PÉRIODE DES QUESTIONS — Le ministère des Affaires intergouvernementales, de l'Infrastructure et des Collectivités
L'entretien des infrastructures internationales
25 avril 2023
Monsieur le ministre, contrairement à l’Ontario et au Québec, le Nouveau-Brunswick est responsable à un degré inégal de l’entretien des ponts internationaux qui relèvent de la compétence fédérale. Le Nouveau-Brunswick assume 100 % des coûts pour les 10 ponts internationaux de la province, et le Nouveau-Brunswick compte plus de ponts internationaux que toute autre province.
En 1990, le gouvernement fédéral a transféré la propriété et l’entretien de cinq de ces ponts entre le Maine et le Nouveau-Brunswick au gouvernement du Nouveau-Brunswick, qui a également reçu un paiement unique de 5 millions de dollars. Avec le recul, il s’agissait d’une très mauvaise affaire pour la province, mais, comme nous le savons tous, certains gouvernements ont annulé et modifié de mauvais accords par le passé.
Pour mettre les choses en perspective, l’Ontario et le Québec réunis ne sont responsables que de 3 de leurs 16 ponts internationaux. Aujourd’hui, le gouvernement fédéral assume 100 % du coût des tronçons canadien et américain du pont international Gordie-Howe de Windsor.

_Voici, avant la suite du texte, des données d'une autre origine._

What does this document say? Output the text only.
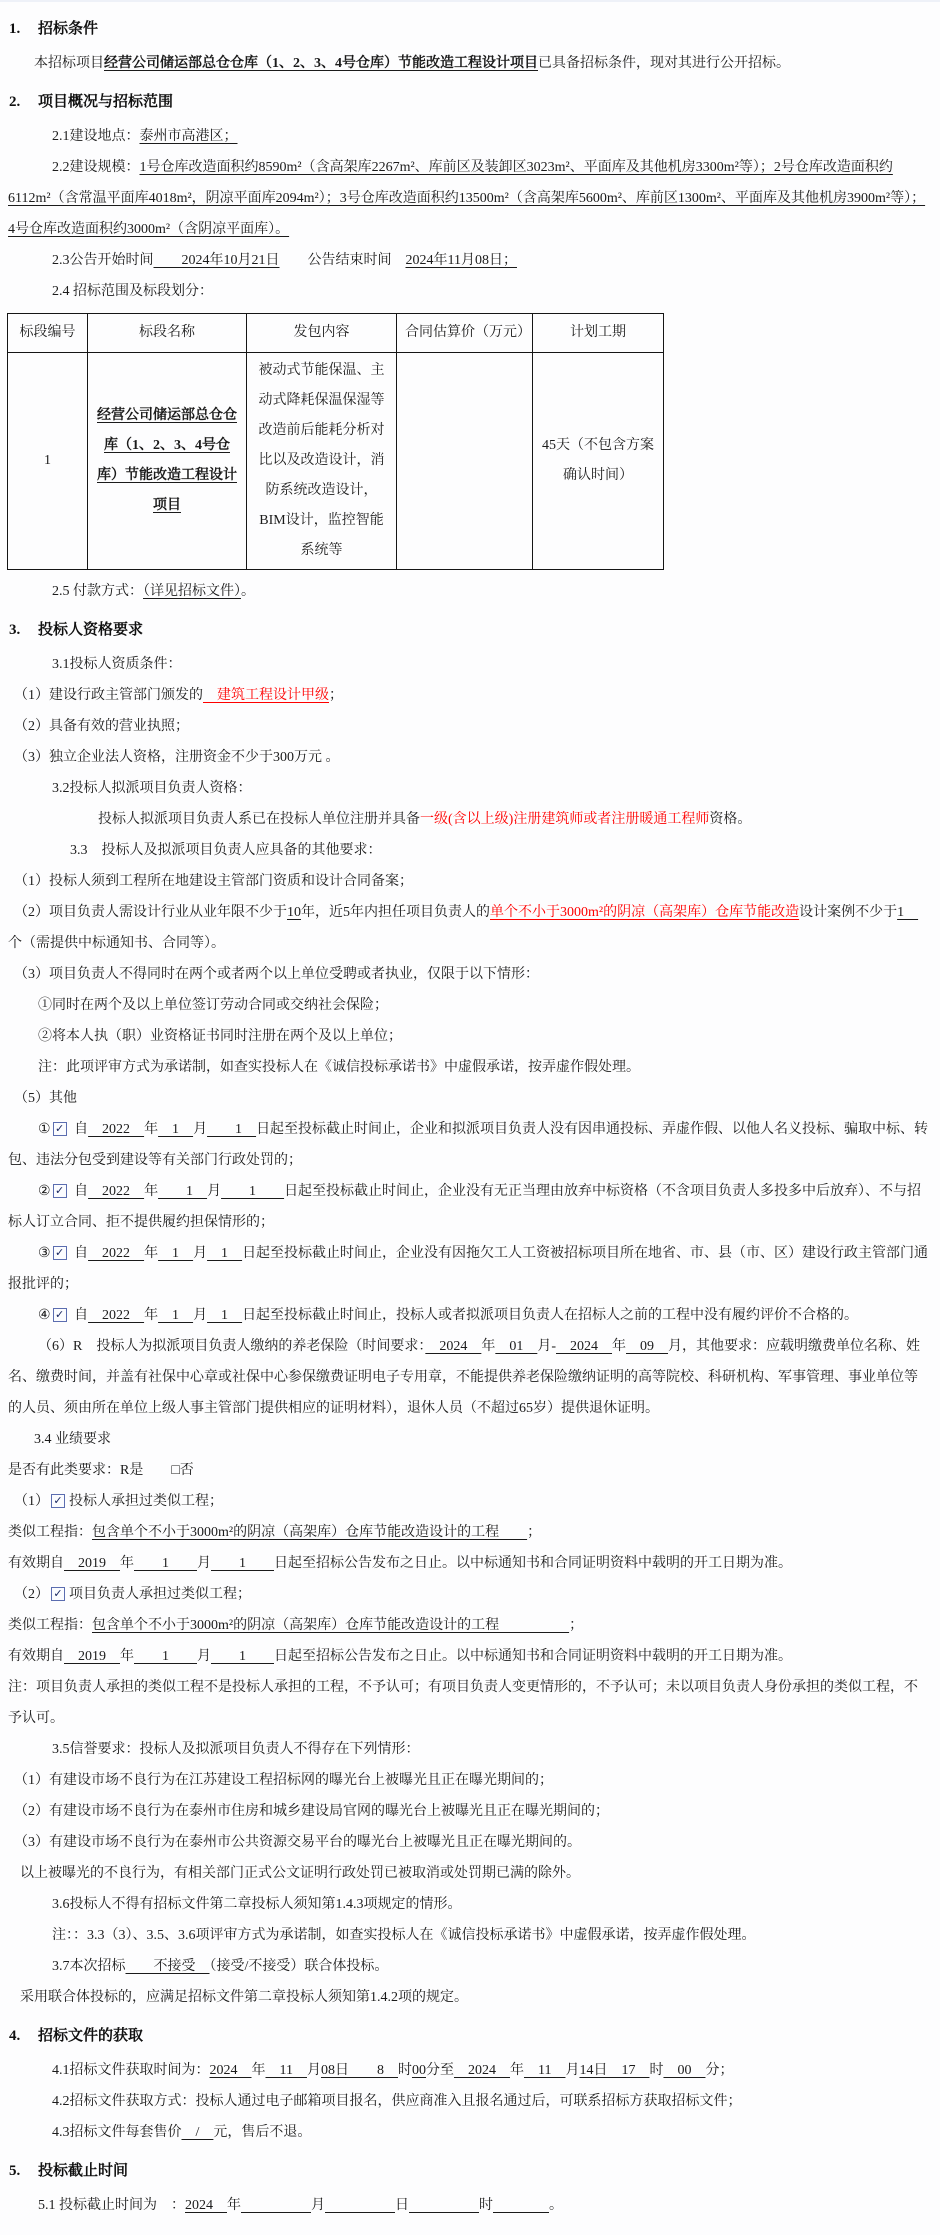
1. 招标条件

本招标项目经营公司储运部总仓仓库（1、2、3、4号仓库）节能改造工程设计项目已具备招标条件，现对其进行公开招标。

2. 项目概况与招标范围

2.1建设地点：泰州市高港区；

2.2建设规模：1号仓库改造面积约8590m²（含高架库2267m²、库前区及装卸区3023m²、平面库及其他机房3300m²等）；2号仓库改造面积约6112m²（含常温平面库4018m²，阴凉平面库2094m²）；3号仓库改造面积约13500m²（含高架库5600m²、库前区1300m²、平面库及其他机房3900m²等）；4号仓库改造面积约3000m²（含阴凉平面库）。

2.3公告开始时间　　2024年10月21日　　公告结束时间　2024年11月08日；

2.4 招标范围及标段划分：

标段编号	标段名称	发包内容	合同估算价（万元）	计划工期
1	经营公司储运部总仓仓库（1、2、3、4号仓库）节能改造工程设计项目	被动式节能保温、主动式降耗保温保湿等改造前后能耗分析对比以及改造设计，消防系统改造设计，BIM设计，监控智能系统等		45天（不包含方案确认时间）

2.5 付款方式：（详见招标文件）。

3. 投标人资格要求

3.1投标人资质条件：

（1）建设行政主管部门颁发的　建筑工程设计甲级；

（2）具备有效的营业执照；

（3）独立企业法人资格，注册资金不少于300万元 。

3.2投标人拟派项目负责人资格：

投标人拟派项目负责人系已在投标人单位注册并具备一级(含以上级)注册建筑师或者注册暖通工程师资格。

3.3　投标人及拟派项目负责人应具备的其他要求：

（1）投标人须到工程所在地建设主管部门资质和设计合同备案；

（2）项目负责人需设计行业从业年限不少于10年，近5年内担任项目负责人的单个不小于3000m²的阴凉（高架库）仓库节能改造设计案例不少于1　个（需提供中标通知书、合同等）。

（3）项目负责人不得同时在两个或者两个以上单位受聘或者执业，仅限于以下情形：

①同时在两个及以上单位签订劳动合同或交纳社会保险；

②将本人执（职）业资格证书同时注册在两个及以上单位；

注：此项评审方式为承诺制，如查实投标人在《诚信投标承诺书》中虚假承诺，按弄虚作假处理。

（5）其他

① ✓ 自　2022　年　1　月　　1　日起至投标截止时间止，企业和拟派项目负责人没有因串通投标、弄虚作假、以他人名义投标、骗取中标、转包、违法分包受到建设等有关部门行政处罚的；

② ✓ 自　2022　年　　1　月　　1　　日起至投标截止时间止，企业没有无正当理由放弃中标资格（不含项目负责人多投多中后放弃）、不与招标人订立合同、拒不提供履约担保情形的；

③ ✓ 自　2022　年　1　月　1　日起至投标截止时间止，企业没有因拖欠工人工资被招标项目所在地省、市、县（市、区）建设行政主管部门通报批评的；

④ ✓ 自　2022　年　1　月　1　日起至投标截止时间止，投标人或者拟派项目负责人在招标人之前的工程中没有履约评价不合格的。

（6）R　投标人为拟派项目负责人缴纳的养老保险（时间要求：　2024　年　01　月-　2024　年　09　月，其他要求：应载明缴费单位名称、姓名、缴费时间，并盖有社保中心章或社保中心参保缴费证明电子专用章，不能提供养老保险缴纳证明的高等院校、科研机构、军事管理、事业单位等的人员、须由所在单位上级人事主管部门提供相应的证明材料），退休人员（不超过65岁）提供退休证明。

3.4 业绩要求

是否有此类要求：R是　　□否

（1） ✓ 投标人承担过类似工程；

类似工程指：包含单个不小于3000m²的阴凉（高架库）仓库节能改造设计的工程　　；

有效期自　2019　年　　1　　月　　1　　日起至招标公告发布之日止。以中标通知书和合同证明资料中载明的开工日期为准。

（2） ✓ 项目负责人承担过类似工程；

类似工程指：包含单个不小于3000m²的阴凉（高架库）仓库节能改造设计的工程　　　　　；

有效期自　2019　年　　1　　月　　1　　日起至招标公告发布之日止。以中标通知书和合同证明资料中载明的开工日期为准。

注：项目负责人承担的类似工程不是投标人承担的工程，不予认可；有项目负责人变更情形的，不予认可；未以项目负责人身份承担的类似工程，不予认可。

3.5信誉要求：投标人及拟派项目负责人不得存在下列情形：

（1）有建设市场不良行为在江苏建设工程招标网的曝光台上被曝光且正在曝光期间的；

（2）有建设市场不良行为在泰州市住房和城乡建设局官网的曝光台上被曝光且正在曝光期间的；

（3）有建设市场不良行为在泰州市公共资源交易平台的曝光台上被曝光且正在曝光期间的。

以上被曝光的不良行为，有相关部门正式公文证明行政处罚已被取消或处罚期已满的除外。

3.6投标人不得有招标文件第二章投标人须知第1.4.3项规定的情形。

注：：3.3（3）、3.5、3.6项评审方式为承诺制，如查实投标人在《诚信投标承诺书》中虚假承诺，按弄虚作假处理。

3.7本次招标　　不接受　（接受/不接受）联合体投标。

采用联合体投标的，应满足招标文件第二章投标人须知第1.4.2项的规定。

4. 招标文件的获取

4.1招标文件获取时间为：2024　年　11　月08日　　8　时00分至　2024　年　11　月14日　17　时　00　分；

4.2招标文件获取方式：投标人通过电子邮箱项目报名，供应商准入且报名通过后，可联系招标方获取招标文件；

4.3招标文件每套售价　/　元，售后不退。

5. 投标截止时间

5.1 投标截止时间为　：2024　年　　　　　	月　　　　　	日　　　　　	时　　　　	。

En tant que Néo-Brunswickois, n’êtes-vous pas d’accord pour dire que le soutien fédéral aux ponts internationaux du Nouveau-Brunswick devrait être réévalué par souci d’équité?

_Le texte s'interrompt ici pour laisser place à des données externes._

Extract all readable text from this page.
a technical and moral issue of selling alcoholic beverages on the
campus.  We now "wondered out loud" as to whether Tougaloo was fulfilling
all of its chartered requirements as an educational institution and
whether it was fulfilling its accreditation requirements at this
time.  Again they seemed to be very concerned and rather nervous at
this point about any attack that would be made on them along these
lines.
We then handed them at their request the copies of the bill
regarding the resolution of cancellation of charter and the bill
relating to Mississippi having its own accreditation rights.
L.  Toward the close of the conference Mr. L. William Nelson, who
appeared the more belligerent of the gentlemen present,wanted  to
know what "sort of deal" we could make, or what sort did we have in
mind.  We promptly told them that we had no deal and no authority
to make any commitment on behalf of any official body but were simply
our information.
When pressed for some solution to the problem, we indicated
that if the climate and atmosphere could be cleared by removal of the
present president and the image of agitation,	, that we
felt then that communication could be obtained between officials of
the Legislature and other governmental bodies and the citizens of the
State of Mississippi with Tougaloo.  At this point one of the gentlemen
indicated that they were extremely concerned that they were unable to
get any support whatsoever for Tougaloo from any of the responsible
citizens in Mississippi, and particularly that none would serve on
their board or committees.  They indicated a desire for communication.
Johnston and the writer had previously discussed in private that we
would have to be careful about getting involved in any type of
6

Je vous remercie encore une fois, sénateur Quinn, de votre question pertinente, qui est importante pour notre province, le Nouveau-Brunswick. Mon ministère est responsable de l’Autorité du pont Windsor-Detroit en ce qui concerne la construction du mégaprojet qu’est le pont international Gordie-Howe. Ce projet a connu beaucoup d’embûches. Il pourrait bientôt devenir un exemple de réussite internationale, mais ce mégaprojet ne se compare pas aux ponts dont vous parlez, dans notre province.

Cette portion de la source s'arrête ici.